Comparative benefits
Major depressive disorder
  • Overall, second-generation antidepressants have similar efficacy, effectiveness, and effects on quality of life. ●●○

  • Mirtazapine has a faster onset of action (one to two weeks) than citalopram, fluoxetine, paroxetine, and sertraline. ●●○

  • Response rates after four weeks of treatment were similar among mirtazapine, citalopram, fluoxetine, paroxetine, and sertraline. ●●○

  • Most second-generation antidepressants maintain remission (prevent relapse and recurrence) with similar efficacy. ●●○

  • Efficacy of second-generation antidepressants does not differ in treatment of older adults (at least 60 years of age). ●●○

  • Adherence and persistence

    Adherence rates were similar in the following comparisons (●●○): Bupropion vs. trazodone; bupropion SR (sustained release) vs. fluoxetine, paroxetine, or sertraline; citalopram vs. sertraline.

  • Comparing effects of different formulations

    Fluoxetine daily and fluoxetine weekly have similar response and remission rates. ●●○

    Paroxetine IR (immediate release) and paroxetine CR (controlled release) have similar response rates. Adherence and persistence rates are also similar. ●●○

Dysthymia or subsyndromal depression
  • For adults with subsyndromal depression, limited evidence supports no difference in efficacy between citalopram and sertraline. ●○○

  • Evidence is either unavailable or inconclusive regarding all other outcomes for treatment of dysthymia or subsyndromal depression with second-generation antidepressants. ○○○

Depression with accompanying symptoms
  • Anxiety: Second-generation antidepressants have similar efficacy for treating anxiety and depression in patients who have both major depressive disorder and anxiety symptoms. ●●○

  • Pain: Paroxetine and duloxetine showed similar improvements in pain scores for patients with depression. ●●○

  • Insomnia: Fluoxetine, paroxetine, and sertraline are similarly effective for treating insomnia and depression in patients who have both major depressive disorder and insomnia. ●○○

Comparative adverse effects
  • The spectrum of adverse effects is similar across the second-generation antidepressants, but the specific incidence of adverse effects differs among the drugs. ●●●

  • Persons older than 60 years may experience different adverse effects. ●○○

  • Nausea and vomiting: Venlafaxine has a 52% higher incidence than SSRIs as a class. ●●●

  • Weight gain: Mirtazapine is associated with more weight gain (1.8 to 6.6 lb [0.8 to 3.0 kg] after six to eight weeks) than are citalopram, fluoxetine, paroxetine, and sertraline. ●●●

  • Diarrhea: Sertraline was associated with an 8% higher incidence of diarrhea than were bupropion, citalopram, fluoxetine, fluvoxamine, mirtazapine, nefazodone, paroxetine, and venlafaxine. ●●○

  • Somnolence: Trazodone was associated with a 16% higher incidence of somnolence than were bupropion, fluoxetine, mirtazapine, paroxetine, and venlafaxine. ●●○

  • Discontinuation rates: Higher discontinuation rates because of adverse effects were seen with duloxetine (67% higher risk) and venlafaxine (40% higher risk) compared with most SSRIs. ●●●

  • Withdrawal symptoms: The highest rates of withdrawal symptoms (headache, dizziness, light-headedness, nausea, and anxiety) were reported after discontinuing paroxetine or venlafaxine.

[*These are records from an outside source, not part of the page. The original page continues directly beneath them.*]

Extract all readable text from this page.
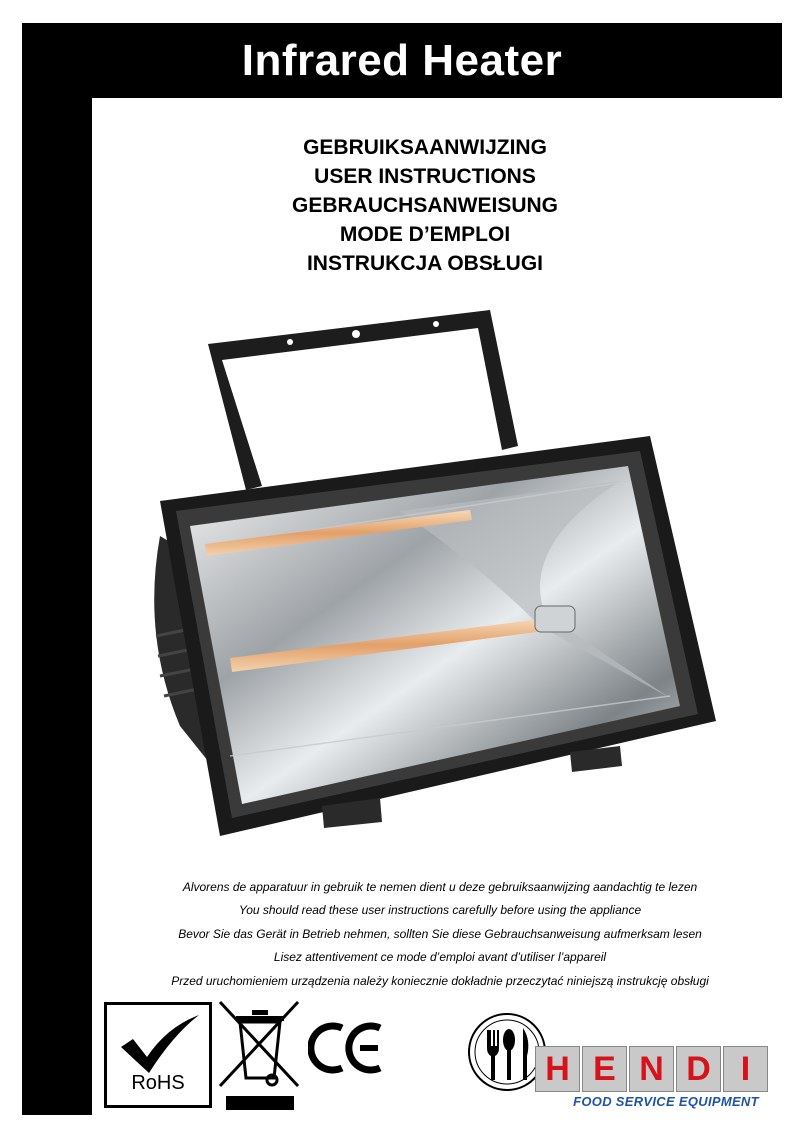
Infrared Heater
GEBRUIKSAANWIJZING
USER INSTRUCTIONS
GEBRAUCHSANWEISUNG
MODE D’EMPLOI
INSTRUKCJA OBSŁUGI
Alvorens de apparatuur in gebruik te nemen dient u deze gebruiksaanwijzing aandachtig te lezen
You should read these user instructions carefully before using the appliance
Bevor Sie das Gerät in Betrieb nehmen, sollten Sie diese Gebrauchsanweisung aufmerksam lesen
Lisez attentivement ce mode d’emploi avant d’utiliser l’appareil
Przed uruchomieniem urządzenia należy koniecznie dokładnie przeczytać niniejszą instrukcję obsługi
RoHS	H E N D I
FOOD SERVICE EQUIPMENT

  • Fluoxetine had the lowest rates of withdrawal symptoms. ●●○

  • Sexual dysfunction:

    Bupropion had fewer sexual adverse effects than escitalopram, fluoxetine, paroxetine, and sertraline. ●●●

    Paroxetine had the highest rate of sexual adverse effects compared with other SSRIs as a class (16% vs. 6%). ●●○

    Sexual adverse effects may occur at different rates between men and women. ●○○

  • Suicidality: Evidence is insufficient to evaluate the comparative risk of suicidal thoughts and behavior. ○○○

  • Severe adverse effects: Evidence is insufficient to evaluate the comparative risk of rare but severe events such as seizures, cardiovascular events, hyponatremia, hepatotoxicity, and serotonin syndrome. ○○○

Strength of evidence scale
High: ●●● There are consistent results from good-quality studies. Further research is very unlikely to change the conclusions.
Moderate: ●●○ Findings are supported, but further research could change the conclusions.
Low: ●○○ There are very few studies, or existing studies are flawed.
Insufficient: ○○○ Research is either unavailable or does not permit estimation of a treatment effect.